Money was as critical for Resistance as it is for almost everything else. But for the most part resisters did not keep careful accounts of it. Most resisters did not have the time or the means or a safe way to keep accounts. After all, receipts and expense sheets could be used as incriminating evidence if the enemy captured them. Nor did most resisters have sufficient motivation to count the pennies. They were risking their lives for the greater good, not trying to turn a profit.

Dutch-Paris, however, did keep some accounts. It came naturally to the majority of its leaders who were businessmen. And after they started receiving financial support from the Dutch government-in-exile, they became accountable to the government for the expenditure of its funds. Furthermore, they had a safe place to keep some of the accounts in Switzerland. Unfortunately the accounts that were kept in France or Belgium were either burned or captured.

The accounts kept in Switzerland were mostly expense accounts submitted by the main Dutch-Paris couriers. They tell us many things. Obviously, they record prices. The price of a passeur over the Pyrenees. The price of a rucksack in Toulouse at the end of the war. How much money Dutch-Paris paid to a certain restaurant to feed fugitives. How much a train ticket between Paris and Annecy or Paris and Brussels cost.

The accounts also give us the chronological structure of the Dutch-Paris leadership. They record the date that a courier paid a passeur to take so many American airmen over the Pyrenees, and sometimes even provide the names of the aviators.

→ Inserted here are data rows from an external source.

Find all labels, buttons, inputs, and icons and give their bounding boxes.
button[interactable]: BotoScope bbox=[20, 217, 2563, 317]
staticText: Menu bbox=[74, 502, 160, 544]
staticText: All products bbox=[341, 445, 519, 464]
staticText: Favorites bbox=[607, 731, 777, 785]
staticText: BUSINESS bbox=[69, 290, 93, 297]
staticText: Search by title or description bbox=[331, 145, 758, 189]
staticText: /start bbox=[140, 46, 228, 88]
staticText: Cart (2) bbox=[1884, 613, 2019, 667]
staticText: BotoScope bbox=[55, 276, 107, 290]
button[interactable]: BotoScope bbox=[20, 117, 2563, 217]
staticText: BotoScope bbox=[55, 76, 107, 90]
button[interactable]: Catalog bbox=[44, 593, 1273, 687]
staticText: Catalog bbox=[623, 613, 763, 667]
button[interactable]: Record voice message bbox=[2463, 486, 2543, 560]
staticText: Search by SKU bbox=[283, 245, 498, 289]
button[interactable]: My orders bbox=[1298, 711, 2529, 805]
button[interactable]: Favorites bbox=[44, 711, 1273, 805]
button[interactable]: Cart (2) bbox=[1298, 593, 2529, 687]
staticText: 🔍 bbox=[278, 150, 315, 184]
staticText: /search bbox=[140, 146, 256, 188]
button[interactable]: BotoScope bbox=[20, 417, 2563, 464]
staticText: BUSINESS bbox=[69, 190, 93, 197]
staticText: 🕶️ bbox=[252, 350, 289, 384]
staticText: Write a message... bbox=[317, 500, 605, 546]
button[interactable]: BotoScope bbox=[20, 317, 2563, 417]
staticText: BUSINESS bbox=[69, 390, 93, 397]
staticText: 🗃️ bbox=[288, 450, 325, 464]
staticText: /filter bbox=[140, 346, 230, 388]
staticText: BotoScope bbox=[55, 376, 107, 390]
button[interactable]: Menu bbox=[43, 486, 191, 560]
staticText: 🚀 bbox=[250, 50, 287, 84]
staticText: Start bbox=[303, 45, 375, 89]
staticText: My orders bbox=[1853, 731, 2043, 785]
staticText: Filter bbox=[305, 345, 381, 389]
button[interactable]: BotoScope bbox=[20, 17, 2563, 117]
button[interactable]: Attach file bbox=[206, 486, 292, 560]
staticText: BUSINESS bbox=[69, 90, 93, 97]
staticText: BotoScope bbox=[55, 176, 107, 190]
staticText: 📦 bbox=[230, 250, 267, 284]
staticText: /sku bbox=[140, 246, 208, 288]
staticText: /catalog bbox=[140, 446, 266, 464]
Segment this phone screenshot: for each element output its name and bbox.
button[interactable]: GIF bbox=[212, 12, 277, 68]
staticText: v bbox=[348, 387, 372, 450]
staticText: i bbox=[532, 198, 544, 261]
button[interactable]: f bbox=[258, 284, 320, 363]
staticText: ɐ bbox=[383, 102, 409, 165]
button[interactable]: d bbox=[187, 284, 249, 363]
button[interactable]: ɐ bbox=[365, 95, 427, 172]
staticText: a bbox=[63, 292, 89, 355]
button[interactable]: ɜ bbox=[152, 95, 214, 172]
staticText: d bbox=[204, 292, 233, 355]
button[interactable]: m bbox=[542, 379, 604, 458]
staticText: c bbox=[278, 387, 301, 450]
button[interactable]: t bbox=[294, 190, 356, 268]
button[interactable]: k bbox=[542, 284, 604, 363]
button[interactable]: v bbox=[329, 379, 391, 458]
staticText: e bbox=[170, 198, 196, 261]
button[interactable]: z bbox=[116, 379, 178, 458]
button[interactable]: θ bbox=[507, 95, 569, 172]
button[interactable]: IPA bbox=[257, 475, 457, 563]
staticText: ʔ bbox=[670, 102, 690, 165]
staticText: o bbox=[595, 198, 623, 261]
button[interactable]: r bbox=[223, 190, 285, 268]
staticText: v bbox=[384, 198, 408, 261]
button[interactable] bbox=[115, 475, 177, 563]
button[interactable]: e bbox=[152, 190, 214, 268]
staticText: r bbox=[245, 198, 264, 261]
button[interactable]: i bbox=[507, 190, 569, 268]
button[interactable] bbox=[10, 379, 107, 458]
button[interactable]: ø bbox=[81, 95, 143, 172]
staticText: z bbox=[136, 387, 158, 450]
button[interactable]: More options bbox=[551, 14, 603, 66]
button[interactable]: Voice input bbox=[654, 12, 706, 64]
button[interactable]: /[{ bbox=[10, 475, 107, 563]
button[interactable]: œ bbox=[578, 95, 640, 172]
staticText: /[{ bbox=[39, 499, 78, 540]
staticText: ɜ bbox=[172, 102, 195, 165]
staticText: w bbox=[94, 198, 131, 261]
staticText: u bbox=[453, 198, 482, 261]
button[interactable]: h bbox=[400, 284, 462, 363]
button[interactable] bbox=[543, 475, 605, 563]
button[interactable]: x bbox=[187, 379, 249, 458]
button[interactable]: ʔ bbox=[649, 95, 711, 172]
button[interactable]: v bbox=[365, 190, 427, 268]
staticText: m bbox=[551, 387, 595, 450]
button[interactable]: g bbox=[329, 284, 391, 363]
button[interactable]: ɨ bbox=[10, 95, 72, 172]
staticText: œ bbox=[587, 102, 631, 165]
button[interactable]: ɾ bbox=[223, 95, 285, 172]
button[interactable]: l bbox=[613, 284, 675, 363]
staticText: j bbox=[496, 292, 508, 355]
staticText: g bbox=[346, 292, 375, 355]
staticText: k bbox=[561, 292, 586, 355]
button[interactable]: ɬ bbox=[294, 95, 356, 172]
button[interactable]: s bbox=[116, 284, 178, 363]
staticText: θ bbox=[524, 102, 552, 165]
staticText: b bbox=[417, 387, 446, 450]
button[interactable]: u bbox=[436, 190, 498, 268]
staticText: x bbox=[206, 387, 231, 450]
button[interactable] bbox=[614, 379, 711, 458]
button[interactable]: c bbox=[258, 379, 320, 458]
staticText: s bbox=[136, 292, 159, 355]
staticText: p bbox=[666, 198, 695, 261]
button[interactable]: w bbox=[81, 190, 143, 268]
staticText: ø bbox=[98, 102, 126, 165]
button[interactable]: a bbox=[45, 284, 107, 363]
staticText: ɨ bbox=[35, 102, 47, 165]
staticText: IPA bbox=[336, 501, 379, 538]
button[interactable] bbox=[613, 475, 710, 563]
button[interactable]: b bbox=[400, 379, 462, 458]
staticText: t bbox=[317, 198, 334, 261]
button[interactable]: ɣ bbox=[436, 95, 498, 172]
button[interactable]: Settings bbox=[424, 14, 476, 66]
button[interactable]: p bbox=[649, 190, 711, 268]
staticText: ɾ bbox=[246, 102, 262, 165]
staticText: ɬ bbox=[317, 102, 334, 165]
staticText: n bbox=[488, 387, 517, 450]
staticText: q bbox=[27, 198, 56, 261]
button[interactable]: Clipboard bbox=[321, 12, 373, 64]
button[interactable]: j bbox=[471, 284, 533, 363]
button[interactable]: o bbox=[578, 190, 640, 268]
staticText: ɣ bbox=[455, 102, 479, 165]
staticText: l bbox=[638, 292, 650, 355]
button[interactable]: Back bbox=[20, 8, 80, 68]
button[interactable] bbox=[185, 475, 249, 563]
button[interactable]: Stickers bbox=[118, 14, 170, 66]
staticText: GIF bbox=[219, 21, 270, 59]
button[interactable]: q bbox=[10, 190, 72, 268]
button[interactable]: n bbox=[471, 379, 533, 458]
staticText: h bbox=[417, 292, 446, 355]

From looking at his expense reports, I can tell you what city a certain courier was in for almost every day between October 1943 and September 1944. More than any other documents, they testify to that man’s dedication and almost incredible skill.

The more general overview accounts help to explain how much money Dutch-Paris distributed across France and Belgium to support Jews and others in hiding. They also help to explain how the resisters raised that money and how they exchanged Swiss francs for Belgian or French francs and transferred the cash across borders at a time of repressive currency controls.

The financial records do not explain Dutch-Paris, but they provide details not found in other documents and give them a necessary structure.